Ein geplatzter Milliardendeal, ein öffentlicher Widerspruch und eine Compliance-Frage, die Oracle nicht loswerden wird. Das ist die Gemengelage, mit der der Cloud-Konzern diese Woche in die Schlagzeilen geraten ist.
Der Deal, der nicht zustande kam
Business Insider berichtete, dass Microsoft Gespräche mit Oracle über die Anmietung von Cloud-Infrastruktur abgebrochen habe. Der Grund: Oracles Public Cloud erfüllt nicht den FedRAMP-Standard — ein Sicherheitsrahmen, den US-Behörden für die Verarbeitung staatlicher Daten vorschreiben. Das Deal-Volumen hätte laut dem Bericht mehr als drei Milliarden Dollar betragen können.
Oracle widersprach. Ein Sprecher erklärte, die im Artikel genannten Details seien unzutreffend. Microsoft sei sowohl Partner als auch Kunde. Microsoft selbst äußerte sich nicht.
Unbestritten bleibt jedoch ein technisches Faktum: Oracles Government Cloud trägt das FedRAMP-Zertifikat, die Public Cloud nicht. Ein Oracle-Manager räumte ein, die Integration würde erheblichen Entwicklungsaufwand erfordern.
Compliance als Wettbewerbsfaktor
Für Investoren ist das kein Randthema. AWS und Google Cloud erfüllen FedRAMP bereits in ihrer Public Cloud. Oracle fehlt diese Zertifizierung genau dort, wo Hyperscaler wie Microsoft gerade externe Kapazitäten suchen, um die explodierende KI-Nachfrage zu bewältigen.
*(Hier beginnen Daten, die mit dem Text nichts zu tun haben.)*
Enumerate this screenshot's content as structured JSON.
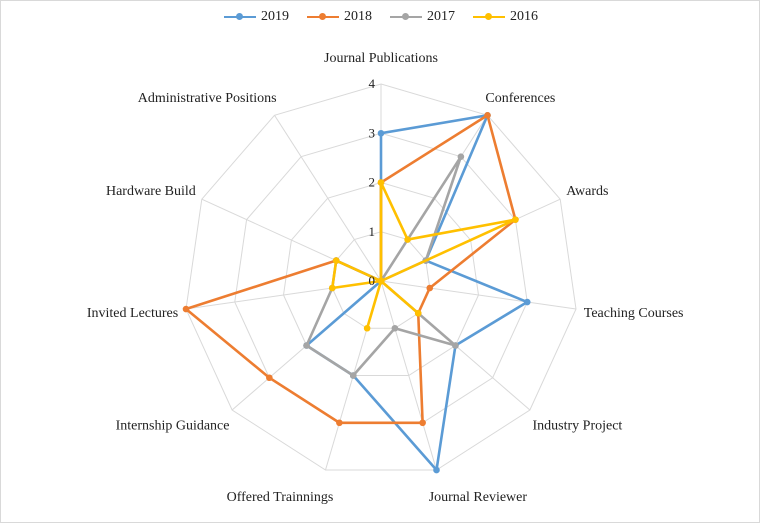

Das Muster ist dabei nicht einheitlich. Oracle hat für das US-Personalamt einen HR-Plattformvertrag über knapp 400 Millionen Dollar gewonnen — auf Basis der FedRAMP-zertifizierten Oracle Fusion Cloud HCM. Das zeigt: Oracle holt sich die Zertifizierung, wenn langfristige Anwendungsverträge winken. Bei reinen Infrastrukturdeals kalkuliert das Unternehmen offenbar anders.
Rekordquartal, aber Schuldenberg wächst
Der Compliance-Streit trifft Oracle kurz nach einem starken Quartalsbericht. Im vierten Fiskalquartal erzielte der Konzern 19,2 Milliarden Dollar Umsatz — ein Plus von 21 Prozent gegenüber dem Vorjahr. Der Cloud-Infrastrukturbereich legte sogar um 93 Prozent zu. Der Jahresumsatz für das Geschäftsjahr 2026 erreichte 67,4 Milliarden Dollar.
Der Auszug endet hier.